The Howard cabinet is to legalistic
hair-splitting what Joh Bailey is to hairdressing – but Peter
Costello’s WorkChoices document defence looks thinner than a Warren Truss comb-over.
It
might be the season of goodwill and all that, but poor old Petey is
looking more and more like the little boy that Santa Claus forgot. At
this time of year we’re all stuffing our faces, but no-one will swallow
his convoluted stories.
The Treasurer’s defence is doubly damning:
- He’s either mislead the House over WorkChoices – a resignation
offence in itself – with an unfounded “we know what we’re doing”
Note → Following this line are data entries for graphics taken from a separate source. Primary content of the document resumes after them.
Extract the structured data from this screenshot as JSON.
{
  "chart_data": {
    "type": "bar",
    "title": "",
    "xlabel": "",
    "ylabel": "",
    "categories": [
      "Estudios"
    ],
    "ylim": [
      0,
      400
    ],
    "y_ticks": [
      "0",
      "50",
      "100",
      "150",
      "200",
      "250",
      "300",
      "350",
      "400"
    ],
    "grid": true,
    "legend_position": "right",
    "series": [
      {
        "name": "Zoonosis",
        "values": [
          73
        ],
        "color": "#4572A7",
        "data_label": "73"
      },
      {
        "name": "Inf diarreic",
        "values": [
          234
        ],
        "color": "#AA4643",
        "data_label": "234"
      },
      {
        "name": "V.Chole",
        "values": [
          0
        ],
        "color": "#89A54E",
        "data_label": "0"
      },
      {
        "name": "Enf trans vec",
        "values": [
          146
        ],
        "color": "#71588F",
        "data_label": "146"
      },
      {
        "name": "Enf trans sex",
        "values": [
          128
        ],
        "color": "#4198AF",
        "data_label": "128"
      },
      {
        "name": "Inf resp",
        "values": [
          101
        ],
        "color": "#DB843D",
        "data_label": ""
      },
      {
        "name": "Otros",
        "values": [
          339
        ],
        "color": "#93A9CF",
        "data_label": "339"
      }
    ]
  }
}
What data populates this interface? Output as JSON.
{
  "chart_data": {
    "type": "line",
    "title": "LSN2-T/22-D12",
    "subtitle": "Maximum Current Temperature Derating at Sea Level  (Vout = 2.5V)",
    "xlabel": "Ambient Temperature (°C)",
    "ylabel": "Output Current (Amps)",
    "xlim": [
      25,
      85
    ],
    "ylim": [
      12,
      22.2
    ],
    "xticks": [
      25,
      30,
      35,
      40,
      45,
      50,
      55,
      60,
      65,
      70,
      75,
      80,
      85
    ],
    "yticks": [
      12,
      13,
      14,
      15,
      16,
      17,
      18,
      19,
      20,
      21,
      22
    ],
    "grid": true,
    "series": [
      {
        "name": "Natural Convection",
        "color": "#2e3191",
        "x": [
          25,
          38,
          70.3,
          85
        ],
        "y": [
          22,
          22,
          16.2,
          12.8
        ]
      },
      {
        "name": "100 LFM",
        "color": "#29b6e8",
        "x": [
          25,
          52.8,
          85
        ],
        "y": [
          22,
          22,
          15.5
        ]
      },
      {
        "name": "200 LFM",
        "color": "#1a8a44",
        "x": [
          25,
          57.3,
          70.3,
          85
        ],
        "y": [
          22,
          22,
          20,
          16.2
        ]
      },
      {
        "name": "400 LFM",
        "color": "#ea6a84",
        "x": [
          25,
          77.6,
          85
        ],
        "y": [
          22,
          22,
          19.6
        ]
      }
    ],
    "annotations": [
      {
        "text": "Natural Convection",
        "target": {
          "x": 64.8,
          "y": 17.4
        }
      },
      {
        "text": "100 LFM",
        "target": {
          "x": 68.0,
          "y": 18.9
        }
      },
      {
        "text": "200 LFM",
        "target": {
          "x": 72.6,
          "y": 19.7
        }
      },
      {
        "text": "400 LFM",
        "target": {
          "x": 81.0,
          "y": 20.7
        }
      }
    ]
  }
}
argument over the economics of industrial relations changes; or - He doesn’t know what his department is doing – and running
the economy without reference to Treasury. That’s odd – and dangerous.
And negligent.
Former Treasury secretary John Stone could
scarcely be regarded as an objective political commentator, but he’s a
stickler for process. That makes his comments
on this matter significant. Stone says Costello has been less than
frank to Parliament about documents related to the Government’s
industrial relations changes.
The documents from October released by Treasury to The Australian include a ministerial minute showing a potential short-term downside to the Government’s industrial relations changes.
Last
month Costello was asked about secret Treasury modelling of the impact
of the new industrial relations system. He told Parliament no such
advice existed.
Stone says the Treasurer is entitled to make
distinctions between minutes and specially commissioned reports but the
Treasurer could have been more direct. “Although he’s technically been
correct, I think he could have been much franker than he was,” says
Stone.
Yesterday Costello released a document indicating the new
IR laws may bring smaller wages rises for low-income earners. However,
at a hurriedly organised press conference
in Sydney he insisted that his statement to Parliament referred to
modelling undertaken by his department, while what has been published
was a Treasury minute.
At the same time Treasury has issued a statement
saying the document contains a typographical error. It says the
document should say “wages will not fall,” rather than “wages will now
fall.”
John Garnaut has some withering words on what to make of all of this in the SMH today. The title sets the tone: None so deaf as those who will not hear.